The quality of evidence for all the outcomes will be assessed using the Grading of Recommendations Assessment, Development and Evaluation (GRADE) approach through risk of bias, consistency, objectivity, accuracy and reported bias.62 The certainty of evidence will be classified as high, moderate, low or very low. According to GRADE, data from RCTs are considered high-quality evidence but can be rated down according to risk of bias, imprecision, inconsistency, indirectness or publication bias.

Patient and public involvement statement

Patients or the public were not involved in the design, conduct, reporting or dissemination plans of our research.

Discussion

This systematic review will provide an overview of the current state of evidence on the clinical efficacy of deep NMB for MILS. We will examine the effect of deep NMB on surgical conditions according to the surgeon’s perspective. In addition, we will evaluate the efficacy of deep NMB on patients’ postoperative recovery and postoperative complications. To our knowledge, this will be the first systematic review on this topic. The results of this systematic review will provide evidence for clinical decision-making on better management of NMB and patient care during MILS.

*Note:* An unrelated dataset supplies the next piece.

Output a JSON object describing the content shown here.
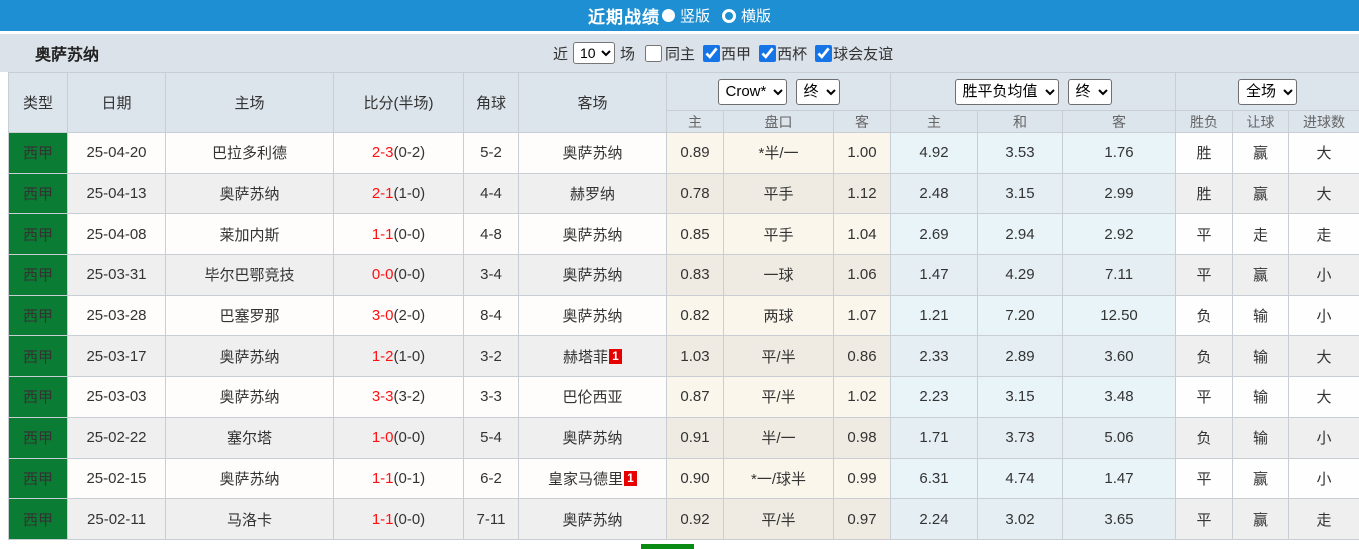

This systematic review protocol according to the PRISMA-P guidelines. The strengths of our systematic review are as follows: First, we performed a comprehensive search of English and Chinese databases. Second, multivariable analysis (including study quality assessment, subgroup analysis, sensitivity analysis, TSA and Egger’s regression test) will be performed to control the confounding bias. Third, two independent reviewers will retrieve literature, extract data, and assess study quality according to the guidelines.

Limitations of our systematic review are as follows: first, studies with different NMBA and NMBA antagonists (sugammadex or neostigmine) will be included, leading to potential heterogeneity. Second, the number of studies with available data for subgroup analyses may be limited. Third, the sample size in each included study may be small. Fourth, studies with high-level evidence such as well-designed RCTs with double-blind designs may be limited. Thus, rigorous meta-analysis methods such as TSA and trim-and-fill analysis will be performed in the data analysis, as to confirm the validity of the outcomes. Finally, it is difficult to define a priori a clinical plausible value of relevant MD and RR increase/decrease during our literature research and clinical experience. Therefore, we defined the clinical plausible value according to the TSA guidelines and the method of sample size calculation.

Ethics and dissemination

Ethical approval was not required for this systematic review protocol. The findings will be disseminated through peer-reviewed publications.

Timelines

Formal screening of search results will begin in March 2022. Data extraction will begin in April 2022. The project will be complete in May 2022.